Paying for Trips
March 15, 2004 7:02 PM   Subscribe

How are trips by sitting executive branch members to campaign for fellow party members paid for?

For example: Dick Cheney visited our fair state today to speak at a $250-a-plate fundraiser for Representative Rick Renzi. He traveled to and from the fundraiser past my office, so I watched the Secret Service investigate the cars parked along the street, the local police close the streets, the ~100 police motorcycles in the motorcade drive by, and the various other city/state vehicles involved. In addition, he must have gotten here on some sort of government plane.

So according to the article, the fundraiser raised about $100,000 for Renzi's campaign "after paying off expenses." Do those expenses include the above-mentioned police, secret service, plane travel, etc expenses? Or did we all pay for that?

Party affiliation aside, is it fair for this kind of stuff to be taxpayer funded in any administration? Or is there some sort of law about this that I'm missing? My google-foo is weak, and I don't know what to search for.
posted by crawl to Law & Government (3 answers total)
 
We pay for it, almost always in one way or another (and it's not fair). here's something on it. Many of Bush's domestic trips combine official, policy-oriented events with one or two campaign fundraising events, which nearly always are private.
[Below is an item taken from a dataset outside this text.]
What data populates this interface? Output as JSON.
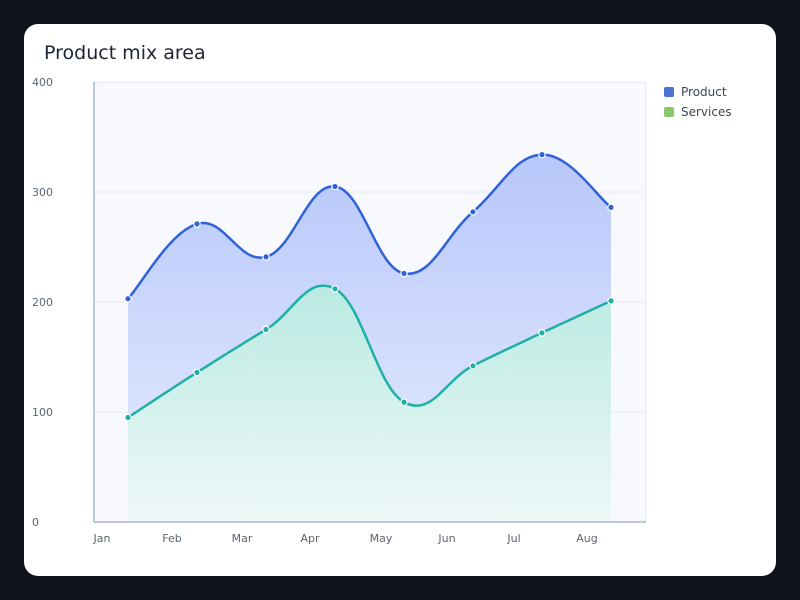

The government and various Republican Party groups share the costs of such trips, using formulas that take into account the amount of time spent on each endeavor.
If he appears at a policy event during the day, it's considered work, even if the policy event is a crock.
posted by amberglow at 7:09 PM on March 15, 2004


here's more
posted by amberglow at 7:12 PM on March 15, 2004


Response by poster: As far as I know, however, Cheney did no official business today. He was in town less than three hours, during which time he gave a 20 minute speech (in which he spoke against Kerry), shook some hands, posed for some $1,000-a-pop photos, and left. The article mentions nothing official about it.

But this is getting a little anti-Bush (and I realize I worded my question a little in that direction). I just want to know if there's a law that dictates policy in this situation. If not, the discussion of whether or not there should be is a whole 'nother thread, I think.